Le maquis des niches fiscales dans le viseur de la Cour des comptes

Par Grégoire Normand  |   |  926  mots
D'après un récent rapport de la Cour des comptes, les niches fiscales, qui ont été évaluées à plus de 100 milliards d'euros pour 2018, souffrent "d'une stratégie de pilotage lacunaire et d'un défaut d'appropriation".

Les niches fiscales font une nouvelle fois l'objet de vives critiques. Dans son dernier rapport sur l'exécution du budget de l'État pour 2018 publié la semaine dernière, la Cour des comptes a pointé l'explosion du coût de ces dispositifs et le manque de pilotage dans la gestion de ces outils régulièrement débattus dans l'espace public. Lors de son intervention le 25 avril dernier, Emmanuel Macron a expliqué que la baisse de l'impôt sur le revenu de 5 milliards d'euros qui devrait concerner plus de 15 millions de foyers fiscaux pourrait être financée en partie par la suppression de certaines niches dédiées aux entreprises. Ces pistes d'économies ont rapidement suscité la colère de certaines organisations patronales comme le Medef qui avait réagi dans un communiqué :

« Le financement de cette baisse par une suppression de crédits d'impôt (niches fiscales) des entreprises est totalement inacceptable et revient à augmenter les impôts au moment où les entreprises françaises connaissent le taux de prélèvements obligatoires le plus haut des pays de l'OCDE. Les chefs d'entreprise du Medef seront très vigilants à ce que les principales réductions d'impôts soient maintenues et en particulier le Crédit d'impôt recherche, vital pour l'économie du pays. »
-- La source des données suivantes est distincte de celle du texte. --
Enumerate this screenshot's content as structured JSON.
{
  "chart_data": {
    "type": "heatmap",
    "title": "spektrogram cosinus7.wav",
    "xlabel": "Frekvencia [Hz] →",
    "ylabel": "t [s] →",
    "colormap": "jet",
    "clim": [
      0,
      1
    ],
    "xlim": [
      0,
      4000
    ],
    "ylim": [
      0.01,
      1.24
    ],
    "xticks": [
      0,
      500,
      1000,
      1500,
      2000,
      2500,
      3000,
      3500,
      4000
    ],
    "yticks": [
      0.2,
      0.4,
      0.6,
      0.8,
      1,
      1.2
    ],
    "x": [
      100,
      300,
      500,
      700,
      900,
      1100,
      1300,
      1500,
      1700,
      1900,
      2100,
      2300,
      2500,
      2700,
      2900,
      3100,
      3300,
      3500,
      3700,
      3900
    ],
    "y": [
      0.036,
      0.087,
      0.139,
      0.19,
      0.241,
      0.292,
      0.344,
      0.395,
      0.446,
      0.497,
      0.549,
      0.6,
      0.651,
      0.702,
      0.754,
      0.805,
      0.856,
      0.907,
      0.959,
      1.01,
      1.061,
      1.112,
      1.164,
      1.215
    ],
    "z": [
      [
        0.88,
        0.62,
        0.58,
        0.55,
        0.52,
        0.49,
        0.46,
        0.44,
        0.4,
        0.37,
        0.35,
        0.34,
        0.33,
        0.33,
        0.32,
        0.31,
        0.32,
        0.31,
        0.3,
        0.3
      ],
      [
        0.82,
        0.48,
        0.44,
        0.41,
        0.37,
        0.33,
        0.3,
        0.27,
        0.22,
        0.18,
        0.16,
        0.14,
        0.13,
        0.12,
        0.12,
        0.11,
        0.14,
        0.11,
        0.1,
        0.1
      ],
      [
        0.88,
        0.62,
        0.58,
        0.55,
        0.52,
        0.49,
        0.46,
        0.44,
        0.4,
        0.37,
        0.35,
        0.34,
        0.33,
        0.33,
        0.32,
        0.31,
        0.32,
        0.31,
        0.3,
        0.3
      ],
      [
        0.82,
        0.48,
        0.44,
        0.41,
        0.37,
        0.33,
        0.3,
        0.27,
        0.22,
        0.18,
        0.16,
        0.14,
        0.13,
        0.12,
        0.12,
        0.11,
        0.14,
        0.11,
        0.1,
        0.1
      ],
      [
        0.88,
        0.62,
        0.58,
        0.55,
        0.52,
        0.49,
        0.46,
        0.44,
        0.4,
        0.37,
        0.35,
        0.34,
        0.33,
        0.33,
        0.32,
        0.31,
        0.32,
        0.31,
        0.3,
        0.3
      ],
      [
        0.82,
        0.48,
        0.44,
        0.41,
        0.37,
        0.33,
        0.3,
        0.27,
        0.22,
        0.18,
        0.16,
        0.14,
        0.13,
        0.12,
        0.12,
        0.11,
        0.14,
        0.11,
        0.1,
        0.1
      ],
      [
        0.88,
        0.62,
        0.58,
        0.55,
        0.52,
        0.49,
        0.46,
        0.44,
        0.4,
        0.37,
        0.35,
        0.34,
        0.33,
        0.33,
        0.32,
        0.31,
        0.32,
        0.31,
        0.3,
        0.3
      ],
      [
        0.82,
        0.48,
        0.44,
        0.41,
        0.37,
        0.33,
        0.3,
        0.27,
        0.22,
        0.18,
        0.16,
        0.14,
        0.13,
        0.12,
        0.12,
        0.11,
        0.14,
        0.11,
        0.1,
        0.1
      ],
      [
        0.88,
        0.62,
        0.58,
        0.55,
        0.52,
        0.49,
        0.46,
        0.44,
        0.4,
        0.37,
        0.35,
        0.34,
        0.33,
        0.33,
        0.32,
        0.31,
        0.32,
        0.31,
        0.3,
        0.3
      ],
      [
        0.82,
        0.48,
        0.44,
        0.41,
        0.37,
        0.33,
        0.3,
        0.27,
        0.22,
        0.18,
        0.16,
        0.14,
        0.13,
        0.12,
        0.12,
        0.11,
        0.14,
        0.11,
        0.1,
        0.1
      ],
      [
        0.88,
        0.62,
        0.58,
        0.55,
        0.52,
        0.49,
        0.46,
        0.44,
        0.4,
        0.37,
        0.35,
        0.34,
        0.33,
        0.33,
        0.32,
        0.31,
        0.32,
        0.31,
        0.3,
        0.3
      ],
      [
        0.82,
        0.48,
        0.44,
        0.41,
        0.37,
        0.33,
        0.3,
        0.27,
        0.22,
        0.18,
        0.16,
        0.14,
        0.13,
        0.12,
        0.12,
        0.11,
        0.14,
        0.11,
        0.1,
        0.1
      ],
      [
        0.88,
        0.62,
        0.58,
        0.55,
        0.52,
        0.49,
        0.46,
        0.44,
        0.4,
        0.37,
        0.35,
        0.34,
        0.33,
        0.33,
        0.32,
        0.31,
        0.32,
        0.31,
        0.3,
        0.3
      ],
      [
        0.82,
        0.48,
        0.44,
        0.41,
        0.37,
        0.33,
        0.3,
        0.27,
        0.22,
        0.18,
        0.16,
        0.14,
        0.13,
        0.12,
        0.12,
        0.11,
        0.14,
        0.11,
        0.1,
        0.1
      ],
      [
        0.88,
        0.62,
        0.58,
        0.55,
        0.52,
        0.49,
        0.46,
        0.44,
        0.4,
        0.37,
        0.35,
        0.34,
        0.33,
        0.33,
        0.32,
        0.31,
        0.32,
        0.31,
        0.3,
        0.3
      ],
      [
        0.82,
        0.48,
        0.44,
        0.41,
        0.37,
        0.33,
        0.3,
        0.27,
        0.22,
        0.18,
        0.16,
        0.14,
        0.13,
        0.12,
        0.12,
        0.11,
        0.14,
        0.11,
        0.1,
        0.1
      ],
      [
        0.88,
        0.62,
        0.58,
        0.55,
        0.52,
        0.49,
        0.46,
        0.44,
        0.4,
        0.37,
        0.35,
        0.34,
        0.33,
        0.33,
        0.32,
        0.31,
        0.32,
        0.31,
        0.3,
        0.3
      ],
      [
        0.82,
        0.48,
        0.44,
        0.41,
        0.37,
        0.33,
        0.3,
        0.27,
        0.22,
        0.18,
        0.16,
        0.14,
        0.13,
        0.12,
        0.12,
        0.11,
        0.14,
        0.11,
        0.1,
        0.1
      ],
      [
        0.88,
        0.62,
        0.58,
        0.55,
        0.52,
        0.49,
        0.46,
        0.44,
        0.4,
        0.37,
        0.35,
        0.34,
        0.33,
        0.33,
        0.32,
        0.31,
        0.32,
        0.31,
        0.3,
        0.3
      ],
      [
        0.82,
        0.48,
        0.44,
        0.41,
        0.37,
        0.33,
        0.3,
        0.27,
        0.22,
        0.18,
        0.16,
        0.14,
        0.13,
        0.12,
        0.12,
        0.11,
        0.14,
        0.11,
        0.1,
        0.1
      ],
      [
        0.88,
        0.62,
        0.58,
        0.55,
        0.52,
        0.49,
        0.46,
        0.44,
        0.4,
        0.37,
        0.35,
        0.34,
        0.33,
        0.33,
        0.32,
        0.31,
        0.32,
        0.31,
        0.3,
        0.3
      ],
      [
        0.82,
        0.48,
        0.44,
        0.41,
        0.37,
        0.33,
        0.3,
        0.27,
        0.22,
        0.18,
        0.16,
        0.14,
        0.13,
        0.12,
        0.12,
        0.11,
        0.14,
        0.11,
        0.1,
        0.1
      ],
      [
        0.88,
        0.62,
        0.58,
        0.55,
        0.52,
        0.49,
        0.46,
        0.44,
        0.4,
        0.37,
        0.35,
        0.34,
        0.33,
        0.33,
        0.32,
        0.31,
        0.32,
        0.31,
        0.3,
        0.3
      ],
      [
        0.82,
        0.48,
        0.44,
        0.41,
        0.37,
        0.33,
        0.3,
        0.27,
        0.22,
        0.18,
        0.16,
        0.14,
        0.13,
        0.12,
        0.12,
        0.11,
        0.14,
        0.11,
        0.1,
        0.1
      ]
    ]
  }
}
Le gouvernement, qui a pendant longtemps défendu une politique de l'offre censée favoriser la compétitivité des entreprises, s'est retrouvé sous le feu des critiques dans ce contexte d'exaspération fiscale. Les ministres de Bercy, Bruno Le Maire et Gérald Darmanin, doivent bientôt rendre leur copie au Premier ministre pour préciser les niches qui pourraient potentiellement disparaître. En attendant, les craintes se multiplient chez les principaux bénéficiaires des niches aussi bien chez les ménages que pour les entreprises.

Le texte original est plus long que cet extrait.